As long as Russia sees NATO as an imminent threat, Goltsin concludes, her cooperation with the alliance will be limited, and any conflict—even if it is unrelated to issues of national security—will be expressed in terms of a military confrontation.
For Moscow, one encouraging aspect of the Strategic Concept is its assertion that Ukraine and Georgia are no longer regarded as serious candidates for membership. That has been obvious in the case of Ukraine since Viktor Yanukovych’s election last February. Georgia’s Mikheil Saakashvili went to the summit hoping to be invited, but this will not happen.

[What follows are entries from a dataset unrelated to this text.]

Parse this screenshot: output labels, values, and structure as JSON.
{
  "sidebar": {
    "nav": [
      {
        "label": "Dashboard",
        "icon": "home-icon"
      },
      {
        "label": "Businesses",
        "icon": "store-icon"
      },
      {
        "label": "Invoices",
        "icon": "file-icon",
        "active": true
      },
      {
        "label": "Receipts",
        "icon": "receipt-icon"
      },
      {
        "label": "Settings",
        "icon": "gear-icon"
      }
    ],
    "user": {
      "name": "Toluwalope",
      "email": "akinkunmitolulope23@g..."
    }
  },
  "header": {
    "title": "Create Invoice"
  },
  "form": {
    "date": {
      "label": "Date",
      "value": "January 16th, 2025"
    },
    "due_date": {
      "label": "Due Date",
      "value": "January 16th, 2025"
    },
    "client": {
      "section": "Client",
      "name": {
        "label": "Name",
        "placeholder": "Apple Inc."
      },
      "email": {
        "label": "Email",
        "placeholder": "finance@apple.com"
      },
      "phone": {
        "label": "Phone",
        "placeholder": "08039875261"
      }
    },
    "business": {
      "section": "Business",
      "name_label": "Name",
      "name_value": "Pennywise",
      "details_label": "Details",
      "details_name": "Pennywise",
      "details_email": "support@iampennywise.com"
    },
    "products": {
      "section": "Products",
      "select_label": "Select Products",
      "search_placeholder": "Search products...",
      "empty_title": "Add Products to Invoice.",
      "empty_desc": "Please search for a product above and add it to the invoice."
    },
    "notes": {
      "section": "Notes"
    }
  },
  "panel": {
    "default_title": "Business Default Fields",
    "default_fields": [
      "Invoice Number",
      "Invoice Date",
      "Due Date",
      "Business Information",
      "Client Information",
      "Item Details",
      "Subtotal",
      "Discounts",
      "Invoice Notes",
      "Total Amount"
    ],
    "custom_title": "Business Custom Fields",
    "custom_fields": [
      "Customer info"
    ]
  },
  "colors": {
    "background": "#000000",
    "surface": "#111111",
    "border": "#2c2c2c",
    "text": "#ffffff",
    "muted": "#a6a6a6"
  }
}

Another encouraging aspect is that the financial crisis—of which Ireland provides the latest episode—makes the further reduction of European military budgets inevitable. Since 2001, the Pentagon’s annual budget has increased by more than two thirds in real terms, from $403 billion to $708 billion, while inflation-adjusted defense spending across Europe fell by nearly two percent each year to just under $300 billion. Whatever new NATO missions are conjured in Washington, the lack of political will in “Old Europe” to sign on will be coupled with the material inability to do so in a meaningful way.
The Lisbon summit has confirmed that NATO is devoid of a coherent mission and strategic purpose. Between 1949 and 1991 it was successful in providing security against the threat of a hostile totalitarian power. Today, it is detrimental to the American interest and irrelevant to the security of our core European allies. It should not be reformed; it should be abolished.